Michaela Blyde collage

* This story was originally published in 2018. *

 

Being at the forefront of change runs in the Blyde family.

As Port Taranaki chairman from 1953 to 1974, Sir Henry Blyde led the push to build Blyde Wharf and Blyde Terminal as the port looked to develop its export business. That decision paid off as Port Taranaki became New Zealand’s number two export hub.

More than 40 years later, Sir Henry’s great-granddaughter Michaela Blyde is a superstar of women’s rugby and spearheading the rapid rise of the women’s game both nationally and internationally.

At just 22, Michaela is already a veteran of the Black Ferns women’s sevens team and her career reached stellar heights in 2017 when the speedy winger was named World Rugby’s sevens player of the year.

She is likely to be in the mix again this year having been an integral part of the team that finished second in the world sevens series, won the Commonwealth Games gold medal, and won the World Cup, with Michaela scoring a hat-trick in the final.

While she never met her great-grandfather, Michaela says hearing stories about his achievements is both humbling and inspiring as she forges a career in rugby.
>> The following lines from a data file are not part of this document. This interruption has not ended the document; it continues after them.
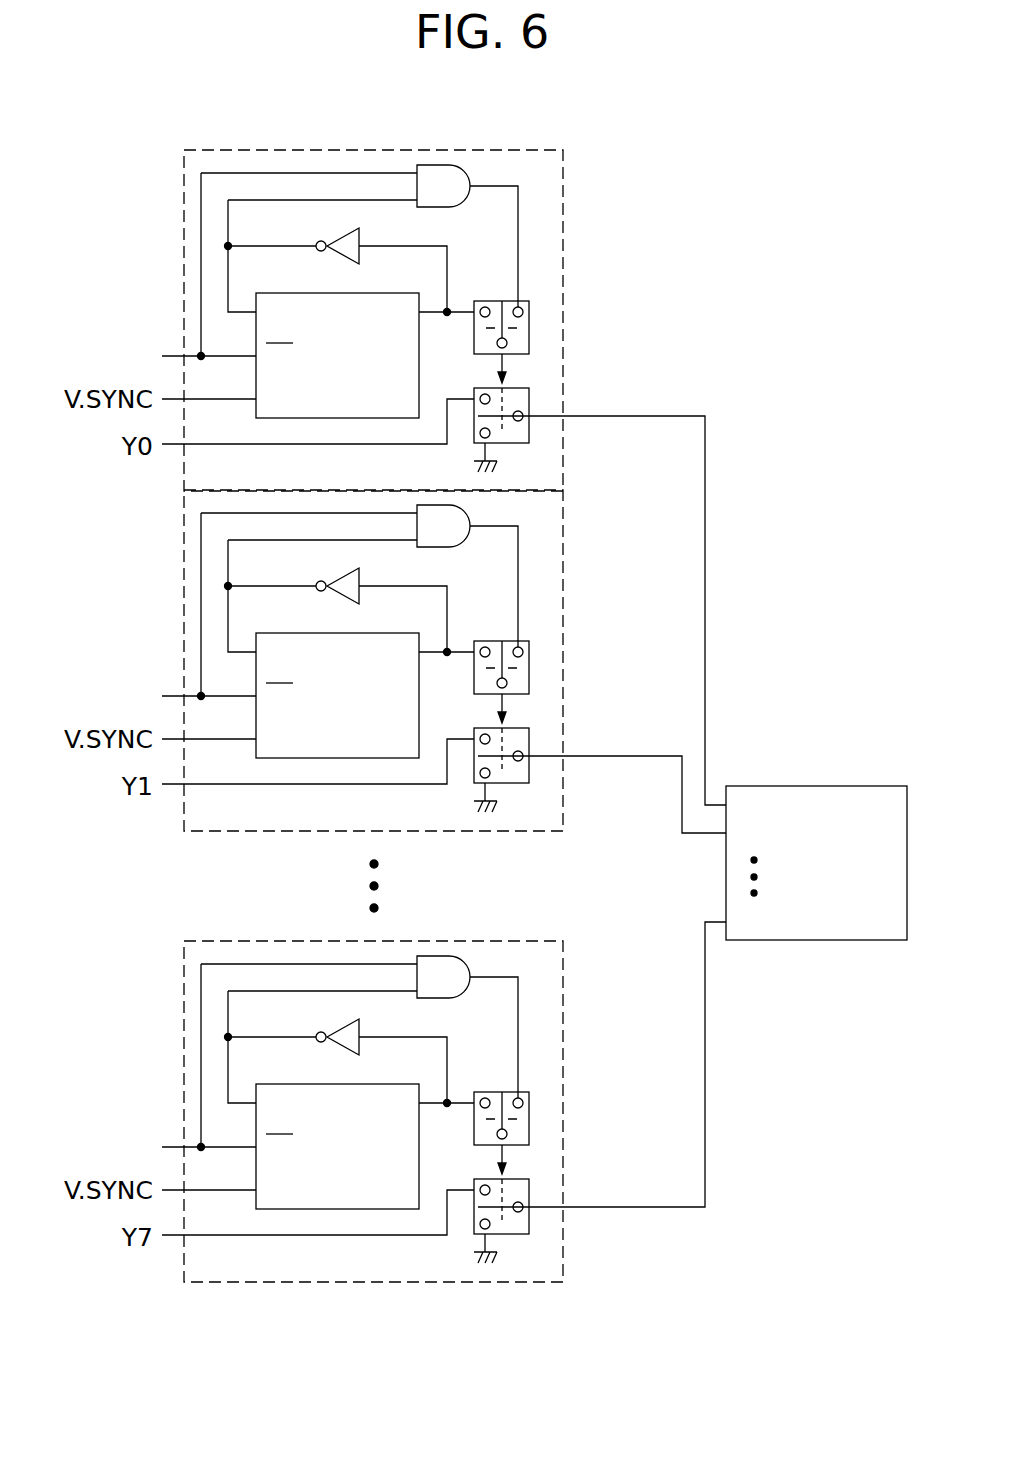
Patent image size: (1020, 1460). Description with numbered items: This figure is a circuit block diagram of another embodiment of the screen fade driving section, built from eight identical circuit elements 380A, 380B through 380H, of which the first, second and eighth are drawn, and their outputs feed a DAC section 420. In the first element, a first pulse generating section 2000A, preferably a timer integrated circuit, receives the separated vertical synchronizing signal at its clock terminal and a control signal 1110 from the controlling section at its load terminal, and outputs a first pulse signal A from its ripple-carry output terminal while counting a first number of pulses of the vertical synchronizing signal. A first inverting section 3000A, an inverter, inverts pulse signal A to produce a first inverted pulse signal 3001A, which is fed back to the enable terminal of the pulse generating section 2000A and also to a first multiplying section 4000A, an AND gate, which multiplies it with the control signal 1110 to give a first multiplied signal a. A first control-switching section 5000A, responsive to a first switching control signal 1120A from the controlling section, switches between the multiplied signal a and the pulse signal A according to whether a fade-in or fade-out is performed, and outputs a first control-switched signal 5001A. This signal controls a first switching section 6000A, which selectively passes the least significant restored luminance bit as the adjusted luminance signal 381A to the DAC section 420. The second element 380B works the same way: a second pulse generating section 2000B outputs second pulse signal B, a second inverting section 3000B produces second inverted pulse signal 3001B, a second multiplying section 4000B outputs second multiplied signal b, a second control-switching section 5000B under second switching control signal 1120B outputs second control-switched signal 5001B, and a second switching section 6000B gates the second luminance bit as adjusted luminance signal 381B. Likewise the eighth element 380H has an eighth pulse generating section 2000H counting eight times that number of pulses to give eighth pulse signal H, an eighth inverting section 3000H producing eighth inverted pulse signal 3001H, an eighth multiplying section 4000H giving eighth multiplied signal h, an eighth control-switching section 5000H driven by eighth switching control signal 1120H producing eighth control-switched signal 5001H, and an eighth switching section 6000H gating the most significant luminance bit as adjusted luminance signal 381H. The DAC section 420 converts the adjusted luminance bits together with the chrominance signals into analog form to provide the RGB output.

The circuit element of screen fade driving section 380A is at (184, 270).
The first pulse generating section 2000A is at (256, 330).
The first inverting section 3000A is at (340, 238).
The first inverted pulse signal 3001A is at (277, 246).
The first multiplying section 4000A is at (470, 172).
The first control-switching section 5000A is at (529, 305).
The first switching control signal 1120A is at (537, 328).
The first control-switched signal 5001A is at (503, 364).
The first switching section 6000A is at (529, 434).
The adjusted luminance signal 381A is at (705, 630).
The first multiplied signal a is at (518, 210).
The first pulse signal A is at (460, 312).
The circuit element of screen fade driving section 380B is at (316, 660).
The second pulse generating section 2000B is at (245, 695).
The second inverting section 3000B is at (259, 578).
The second inverted pulse signal 3001B is at (194, 570).
The second multiplying section 4000B is at (541, 525).
The second control-switching section 5000B is at (570, 656).
The second switching control signal 1120B is at (601, 668).
The second control-switched signal 5001B is at (582, 707).
The second switching section 6000B is at (570, 770).
The adjusted luminance signal 381B is at (627, 820).
The second multiplied signal b is at (559, 552).
The second pulse signal B is at (531, 613).
The circuit element of screen fade driving section 380H is at (315, 1111).
The eighth pulse generating section 2000H is at (245, 1146).
The eighth inverting section 3000H is at (259, 1029).
The eighth inverted pulse signal 3001H is at (193, 1021).
The eighth multiplying section 4000H is at (542, 976).
The eighth control-switching section 5000H is at (570, 1107).
The eighth switching control signal 1120H is at (602, 1119).
The eighth control-switched signal 5001H is at (582, 1158).
The eighth switching section 6000H is at (570, 1221).
The adjusted luminance signal 381H is at (694, 1064).
The eighth multiplied signal h is at (559, 1003).
The eighth pulse signal H is at (532, 1064).
The control signal 1110 is at (172, 750).
The DAC section 420 is at (817, 786).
“When I was about eight, my parents took us down to the wharf and took a photo of us with his concrete plaque. As kids it was hard to understand because we were young, but now as I’ve got older, the more stories you’re told it’s quite cool to hear how important he was with Port Taranaki,” she says.
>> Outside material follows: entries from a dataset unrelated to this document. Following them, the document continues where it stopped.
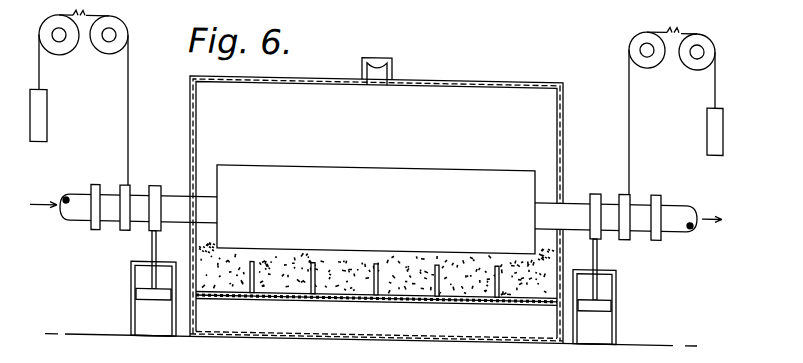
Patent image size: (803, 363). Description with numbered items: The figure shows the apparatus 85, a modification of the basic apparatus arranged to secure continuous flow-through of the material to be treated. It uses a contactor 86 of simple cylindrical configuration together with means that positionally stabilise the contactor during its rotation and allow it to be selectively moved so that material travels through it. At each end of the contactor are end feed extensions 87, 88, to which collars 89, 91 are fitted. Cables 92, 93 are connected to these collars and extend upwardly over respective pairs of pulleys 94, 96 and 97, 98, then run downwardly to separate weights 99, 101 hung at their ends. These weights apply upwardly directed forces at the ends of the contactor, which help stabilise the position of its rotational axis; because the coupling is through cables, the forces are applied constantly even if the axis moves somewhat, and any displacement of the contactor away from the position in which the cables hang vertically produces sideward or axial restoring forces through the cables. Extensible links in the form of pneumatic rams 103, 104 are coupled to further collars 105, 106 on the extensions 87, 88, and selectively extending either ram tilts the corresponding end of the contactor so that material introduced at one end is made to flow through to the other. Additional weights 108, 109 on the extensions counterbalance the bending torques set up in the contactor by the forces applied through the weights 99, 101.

The apparatus 85 is at (475, 65).
The contactor 86 is at (403, 161).
The end feed extension 87 is at (168, 183).
The end feed extension 88 is at (637, 199).
The collar 89 is at (122, 229).
The collar 91 is at (625, 229).
The cable 92 is at (128, 112).
The cable 93 is at (629, 105).
The pulley 94 is at (60, 54).
The pulley 96 is at (118, 50).
The pulley 97 is at (630, 43).
The pulley 98 is at (688, 48).
The weight 99 is at (40, 112).
The weight 101 is at (710, 123).
The pneumatic ram 103 is at (140, 311).
The pneumatic ram 104 is at (605, 317).
The collar 105 is at (157, 211).
The collar 106 is at (595, 204).
The additional weight 108 is at (100, 166).
The additional weight 109 is at (656, 229).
“It’s really cool to have someone who’s that important in the family and someone who’s knighted as well makes me quite proud.”

Sir Henry would no doubt be similarly proud of his great-granddaughter’s achievements.

In 2013, at just 17, Michaela was called into the Black Ferns women’s sevens team and was a member of the Taranaki women’s 15-a-side team that played in the Farah Palmer Cup national provincial championship.

With Taranaki not having a women’s team the following year and with her sevens career taking off, Michaela made the decision to leave Taranaki and headed to Mt Maunganui, where the New Zealand sevens squad met for regular training camps. Now she is a fixture of the team as a contracted player and from next month the squad will train fulltime together as it is centralised in Mt Maunganui.

“My focus at the moment is to make the Olympic team in 2020 so I am concentrating on playing sevens and will hold off playing 15s until after 2020,” Michaela says.

She does, however, hope to one day don the amber and black again.

“I definitely have a plan of going back and playing for Taranaki before I retire, but for now, because of my sevens, it’s easier to be based in Mt Maunganui.”

 

CAPTION: Black Ferns Sevens star Michaela Blyde with a photo taken of herself, when she was about eight years old, and brothers Liam (left), Cole, and Christopher beside the plaque honouring their great-grandfather Sir Henry Blyde at Port Taranaki.